A Turquia avançou recentemente com importantes projetos na indústria de defesa, e faz refletir a sua política de diversificação de alianças também neste setor. Perante o facto da antiga cooperação com a Alemanha e com os Estados Unidos, na área da defesa, estar a ser usada como instrumento de pressão política para ambos, a Turquia diversifica a sua colaboração com outros países como o Reino Unido, França, Rússia, Ucrânia, Paquistão e outros, e por outro lado reduz a sua dependência face ao exterior, ao potenciar a sua própria indústria de defesa.

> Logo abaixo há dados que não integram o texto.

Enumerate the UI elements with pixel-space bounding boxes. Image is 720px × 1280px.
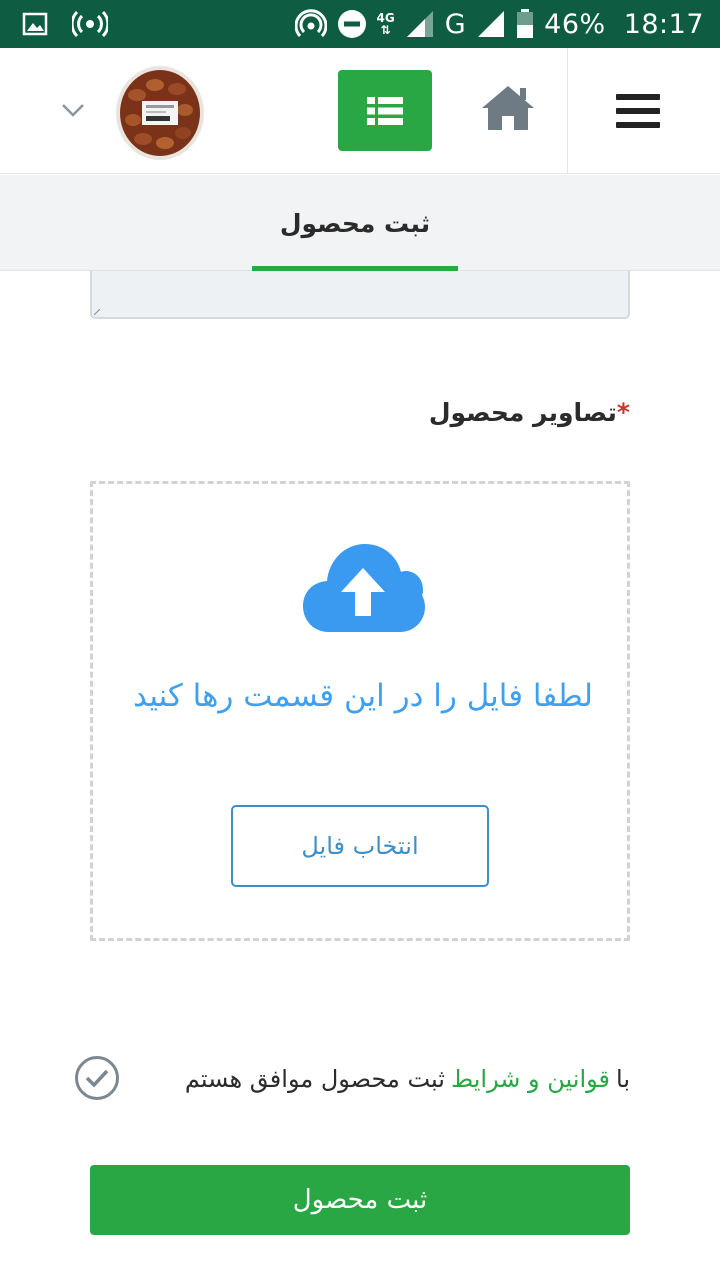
submit-label: ثبت محصول bbox=[292, 1185, 428, 1215]
hamburger-icon bbox=[616, 94, 660, 128]
product-list-button[interactable] bbox=[338, 70, 432, 151]
resize-handle-icon[interactable] bbox=[94, 309, 100, 315]
hotspot-icon bbox=[72, 10, 108, 38]
status-bar: 4G ⇅ G 46% 18:17 bbox=[0, 0, 720, 48]
terms-checkbox[interactable] bbox=[74, 1055, 120, 1101]
gallery-icon bbox=[22, 12, 48, 36]
terms-suffix: ثبت محصول موافق هستم bbox=[184, 1065, 445, 1093]
battery-percent: 46% bbox=[544, 8, 606, 40]
tab-label: ثبت محصول bbox=[279, 208, 431, 238]
user-avatar[interactable] bbox=[115, 65, 205, 161]
dropzone-instructions: لطفا فایل را در این قسمت رها کنید bbox=[133, 678, 593, 714]
menu-button[interactable] bbox=[600, 76, 676, 146]
home-button[interactable] bbox=[472, 78, 544, 138]
list-icon bbox=[367, 96, 403, 125]
header-divider bbox=[567, 48, 568, 174]
avatar-image bbox=[116, 66, 204, 160]
data-arrows-icon: ⇅ bbox=[380, 23, 391, 37]
terms-agreement: با قوانین و شرایط ثبت محصول موافق هستم bbox=[185, 1058, 630, 1100]
account-dropdown[interactable] bbox=[58, 98, 88, 122]
submit-product-button[interactable]: ثبت محصول bbox=[90, 1165, 630, 1235]
cloud-upload-icon bbox=[303, 544, 425, 632]
tab-register-product[interactable]: ثبت محصول bbox=[252, 175, 458, 271]
file-dropzone[interactable]: لطفا فایل را در این قسمت رها کنید انتخاب… bbox=[90, 481, 630, 941]
app-header bbox=[0, 48, 720, 174]
clock: 18:17 bbox=[623, 8, 704, 40]
network-type: 4G ⇅ bbox=[377, 12, 395, 36]
choose-file-button[interactable]: انتخاب فایل bbox=[231, 805, 489, 887]
product-images-label: *تصاویر محصول bbox=[429, 398, 630, 427]
product-images-label-text: تصاویر محصول bbox=[428, 398, 617, 427]
tab-bar: ثبت محصول bbox=[0, 175, 720, 271]
battery-icon bbox=[517, 9, 534, 38]
description-textarea[interactable] bbox=[90, 271, 630, 319]
terms-link[interactable]: قوانین و شرایط bbox=[451, 1065, 610, 1093]
check-circle-icon bbox=[75, 1056, 119, 1100]
do-not-disturb-icon bbox=[337, 10, 366, 38]
chevron-down-icon bbox=[62, 104, 84, 117]
carrier-letter: G bbox=[444, 8, 467, 40]
choose-file-label: انتخاب فایل bbox=[301, 832, 419, 860]
signal-icon bbox=[406, 11, 433, 37]
required-mark: * bbox=[616, 398, 630, 427]
signal-icon bbox=[478, 11, 505, 37]
home-icon bbox=[482, 86, 534, 130]
wifi-tethering-icon bbox=[294, 9, 327, 38]
terms-prefix: با bbox=[616, 1065, 630, 1093]
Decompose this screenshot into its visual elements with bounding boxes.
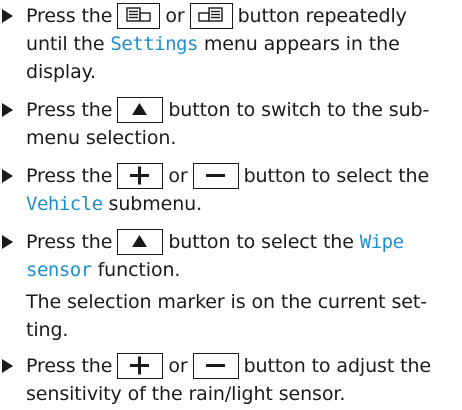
minus-key[interactable]	[192, 353, 239, 379]
instruction-document: Press the or button repeatedly until the S…	[0, 0, 462, 407]
step-text: submenu.	[108, 193, 203, 215]
step-text: menu appears in the	[203, 33, 400, 55]
step-line: display.	[26, 56, 96, 88]
up-arrow-icon	[132, 235, 148, 247]
plus-key[interactable]	[117, 353, 164, 379]
bullet-arrow-icon	[2, 359, 13, 373]
menu-name-highlight: Settings	[110, 33, 198, 55]
bullet-arrow-icon	[2, 235, 13, 249]
step-text: sensitivity of the rain/light sensor.	[26, 383, 346, 405]
step-text: function.	[97, 259, 181, 281]
plus-icon	[130, 356, 150, 375]
display-forward-icon	[197, 7, 223, 22]
step-text: until the	[26, 33, 105, 55]
step-text: or	[165, 5, 185, 27]
step-line: sensor function.	[26, 254, 180, 286]
step-text: Press the	[26, 165, 113, 187]
step-line: Vehicle submenu.	[26, 188, 202, 220]
function-name-highlight: Wipe	[359, 231, 404, 253]
up-arrow-icon	[132, 103, 148, 115]
submenu-name-highlight: Vehicle	[26, 193, 103, 215]
bullet-arrow-icon	[2, 9, 13, 23]
up-key[interactable]	[117, 229, 164, 255]
step-line: sensitivity of the rain/light sensor.	[26, 378, 345, 410]
step-text: display.	[26, 61, 96, 83]
step-text: button to switch to the sub-	[168, 99, 430, 121]
display-back-key[interactable]	[117, 3, 161, 29]
step-text: Press the	[26, 99, 113, 121]
step-text: The selection marker is on the current s…	[26, 291, 427, 313]
step-line: menu selection.	[26, 122, 176, 154]
step-text: button repeatedly	[237, 5, 407, 27]
minus-key[interactable]	[192, 163, 239, 189]
step-line: ting.	[26, 314, 68, 346]
plus-key[interactable]	[117, 163, 164, 189]
plus-icon	[130, 166, 150, 185]
display-back-icon	[126, 7, 152, 22]
function-name-highlight: sensor	[26, 259, 92, 281]
step-text: or	[168, 355, 188, 377]
step-text: or	[168, 165, 188, 187]
display-forward-key[interactable]	[189, 3, 233, 29]
step-text: Press the	[26, 231, 113, 253]
step-text: Press the	[26, 355, 113, 377]
step-text: ting.	[26, 319, 69, 341]
up-key[interactable]	[117, 97, 164, 123]
bullet-arrow-icon	[2, 103, 13, 117]
step-line: The selection marker is on the current s…	[26, 286, 427, 318]
bullet-arrow-icon	[2, 169, 13, 183]
step-text: Press the	[26, 5, 113, 27]
step-text: menu selection.	[26, 127, 177, 149]
minus-icon	[205, 364, 225, 367]
minus-icon	[205, 174, 225, 177]
step-text: button to adjust the	[243, 355, 432, 377]
step-text: button to select the	[243, 165, 430, 187]
step-text: button to select the	[168, 231, 354, 253]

Para além do que acabámos de indicar, foram também assinados numerosos acordos importantes durante a visita do presidente turco a França. O acordo de Resseguros Mútuos entre o EXIMBANK turco e a BPI France Assurance Export, e o memorando de entendimento entre a Airbus e a Turkish Airlines para negociar a compra de 25 aviões A350-900.

Em resumo, a Turquia está a criar novas redes de aliança, tirando proveito das diferenças no Ocidente e ao dar passos para avançar com os seus interesses. Estes passos fazem com que a Turquia tenha mais vantagens face a países como os Estados Unidos e a Alemanha.